A case in point is what happened last week. The Quebec environment minister announced that from now on any hydro projects of more than five megawatts had to undergo an environmental assessment, whereas only a few weeks ago and for years before that only projects of more than ten megawatts had to undergo one.

The environmental assessment process in Quebec is not static. It changes as projects and their impact on the environment evolve. I think we must be consistent in our approach. It is rather peculiar; I was reading a moment ago notes from a speech by the then Quebec environment minister. This Liberal Quebec environment minister was saying, concerning Bill C-13 on the environmental assessment process, that “Bill C-13 is a steamroller condemning everybody to a forced uniformization, which might in turn jeopardize the environmental assessment process in Quebec and needlessly bring into question all our efforts in this area”.

This is not Quebec's current environment minister, whom opponents would dismiss as a sovereignist and a separatist. This is Quebec's former Liberal environment minister, who is still a member of the national assembly and who was part of the unanimous consensus in that assembly, which has just told the federal government “We have a process that works; leave it as it is”.

For some weeks and months now, there has been a shameless desire on the part of members opposite to introduce legislative amendments or bills in order to destroy the Quebec model, anything produced by Quebec that is working well—from the environmental assessment process to the Young Offenders Act—and move their centralizing agenda ahead.

If there is really a desire to protect youth, if there is really a desire to protect our environment, why not let the Quebec model do what it is designed to do? It is a model which is working well and which has stood the test of time.

I see the reactions of some members opposite; I would not want to name these members, who were part of the consensus in Quebec, who voted in favour of the unanimous motion in the national assembly, but a number of them could be found in this House and are listening to me now. It is a bit surprising to see them reacting in the places.

I repeat, in politics, credibility is based on consistency. If one cannot be consistent about how one votes in this House, one would do better to defend other interests.

The bill before us, it must be remembered, goes against the Quebec model. In 1978 Quebec set up its own assessment system, which it incorporated into the environment quality act. As I said, the environmental assessment process in Quebec had its origins in the James Bay and northern Quebec agreement.
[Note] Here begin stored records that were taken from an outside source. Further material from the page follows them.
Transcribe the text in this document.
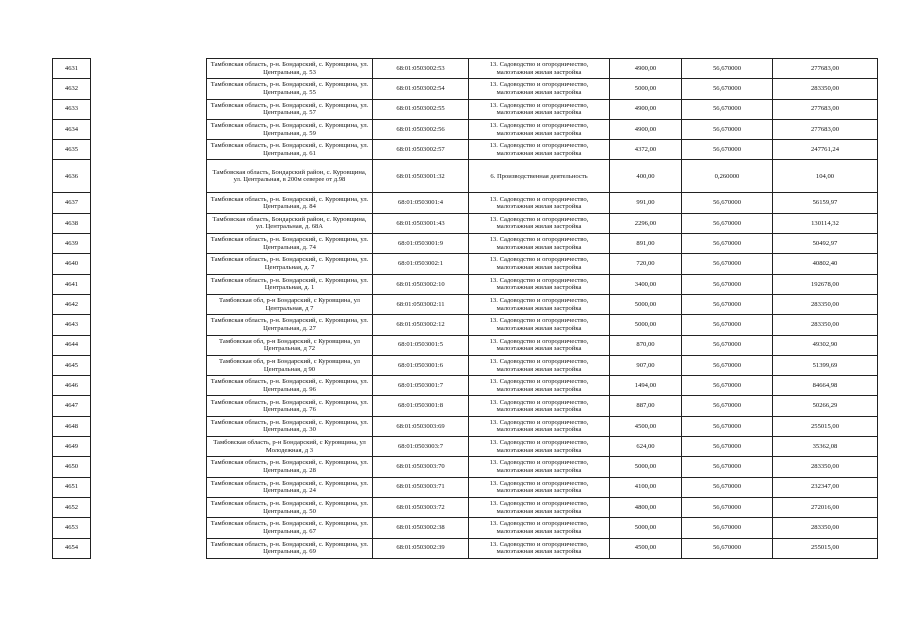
4631		Тамбовская область, р-н. Бондарский, с. Куровщина, ул. Центральная, д. 53	68:01:0503002:53	13. Садоводство и огородничество, малоэтажная жилая застройка	4900,00	56,670000	277683,00
4632		Тамбовская область, р-н. Бондарский, с. Куровщина, ул. Центральная, д. 55	68:01:0503002:54	13. Садоводство и огородничество, малоэтажная жилая застройка	5000,00	56,670000	283350,00
4633		Тамбовская область, р-н. Бондарский, с. Куровщина, ул. Центральная, д. 57	68:01:0503002:55	13. Садоводство и огородничество, малоэтажная жилая застройка	4900,00	56,670000	277683,00
4634		Тамбовская область, р-н. Бондарский, с. Куровщина, ул. Центральная, д. 59	68:01:0503002:56	13. Садоводство и огородничество, малоэтажная жилая застройка	4900,00	56,670000	277683,00
4635		Тамбовская область, р-н. Бондарский, с. Куровщина, ул. Центральная, д. 61	68:01:0503002:57	13. Садоводство и огородничество, малоэтажная жилая застройка	4372,00	56,670000	247761,24
4636		Тамбовская область, Бондарский район, с. Куровщина, ул. Центральная, в 200м северее от д.98	68:01:0503001:32	6. Производственная деятельность	400,00	0,260000	104,00
4637		Тамбовская область, р-н. Бондарский, с. Куровщина, ул. Центральная, д. 84	68:01:0503001:4	13. Садоводство и огородничество, малоэтажная жилая застройка	991,00	56,670000	56159,97
4638		Тамбовская область, Бондарский район, с. Куровщина, ул. Центральная, д. 68А	68:01:0503001:43	13. Садоводство и огородничество, малоэтажная жилая застройка	2296,00	56,670000	130114,32
4639		Тамбовская область, р-н. Бондарский, с. Куровщина, ул. Центральная, д. 74	68:01:0503001:9	13. Садоводство и огородничество, малоэтажная жилая застройка	891,00	56,670000	50492,97
4640		Тамбовская область, р-н. Бондарский, с. Куровщина, ул. Центральная, д. 7	68:01:0503002:1	13. Садоводство и огородничество, малоэтажная жилая застройка	720,00	56,670000	40802,40
4641		Тамбовская область, р-н. Бондарский, с. Куровщина, ул. Центральная, д. 1	68:01:0503002:10	13. Садоводство и огородничество, малоэтажная жилая застройка	3400,00	56,670000	192678,00
4642		Тамбовская обл, р-н Бондарский, с Куровщина, ул Центральная, д 7	68:01:0503002:11	13. Садоводство и огородничество, малоэтажная жилая застройка	5000,00	56,670000	283350,00
4643		Тамбовская область, р-н. Бондарский, с. Куровщина, ул. Центральная, д. 27	68:01:0503002:12	13. Садоводство и огородничество, малоэтажная жилая застройка	5000,00	56,670000	283350,00
4644		Тамбовская обл, р-н Бондарский, с Куровщина, ул Центральная, д 72	68:01:0503001:5	13. Садоводство и огородничество, малоэтажная жилая застройка	870,00	56,670000	49302,90
4645		Тамбовская обл, р-н Бондарский, с Куровщина, ул Центральная, д 90	68:01:0503001:6	13. Садоводство и огородничество, малоэтажная жилая застройка	907,00	56,670000	51399,69
4646		Тамбовская область, р-н. Бондарский, с. Куровщина, ул. Центральная, д. 96	68:01:0503001:7	13. Садоводство и огородничество, малоэтажная жилая застройка	1494,00	56,670000	84664,98
4647		Тамбовская область, р-н. Бондарский, с. Куровщина, ул. Центральная, д. 76	68:01:0503001:8	13. Садоводство и огородничество, малоэтажная жилая застройка	887,00	56,670000	50266,29
4648		Тамбовская область, р-н. Бондарский, с. Куровщина, ул. Центральная, д. 30	68:01:0503003:69	13. Садоводство и огородничество, малоэтажная жилая застройка	4500,00	56,670000	255015,00
4649		Тамбовская область, р-н Бондарский, с Куровщина, ул Молодежная, д 3	68:01:0503003:7	13. Садоводство и огородничество, малоэтажная жилая застройка	624,00	56,670000	35362,08
4650		Тамбовская область, р-н. Бондарский, с. Куровщина, ул. Центральная, д. 28	68:01:0503003:70	13. Садоводство и огородничество, малоэтажная жилая застройка	5000,00	56,670000	283350,00
4651		Тамбовская область, р-н. Бондарский, с. Куровщина, ул. Центральная, д. 24	68:01:0503003:71	13. Садоводство и огородничество, малоэтажная жилая застройка	4100,00	56,670000	232347,00
4652		Тамбовская область, р-н. Бондарский, с. Куровщина, ул. Центральная, д. 50	68:01:0503003:72	13. Садоводство и огородничество, малоэтажная жилая застройка	4800,00	56,670000	272016,00
4653		Тамбовская область, р-н. Бондарский, с. Куровщина, ул. Центральная, д. 67	68:01:0503002:38	13. Садоводство и огородничество, малоэтажная жилая застройка	5000,00	56,670000	283350,00
4654		Тамбовская область, р-н. Бондарский, с. Куровщина, ул. Центральная, д. 69	68:01:0503002:39	13. Садоводство и огородничество, малоэтажная жилая застройка	4500,00	56,670000	255015,00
A few years later, three years later to be exact, an environmental assessment system was put into place within the framework of the Clean Water Act. In 1980 the Bureau des audiences publiques sur l'environnement was created. Of course, it called for a renewal of the Quebec environmental assessment act, and the government of Quebec acted accordingly.

I was reading over notes published in 1992 by the government of Quebec at a time where a Liberal government was in power in the province and while the MNA and minister of the environment in Quebec was still a member of the national assembly. The 1992 reports from the government of Quebec said:

There is indeed a risk that the latter—

This refers to the federal Environmental Assessment Act.

—will constantly be duplicated, disputed or subordinated to the application of the federal process. Yet, the Quebec procedure has been well established for ten years already; it is well known by the general public and the promoters from Quebec; and it has proven itself.

The areas where the federal authority can get involved are somewhat limitless, given all the levers one can find in the bill itself to force the mandatory examination of projects by the federal authority.

For months the federal government has been shamelessly tempted to destroy the Quebec model. We hope that all the members from Quebec, at least those who voted unanimously at the national assembly, will be able to vote against this bill.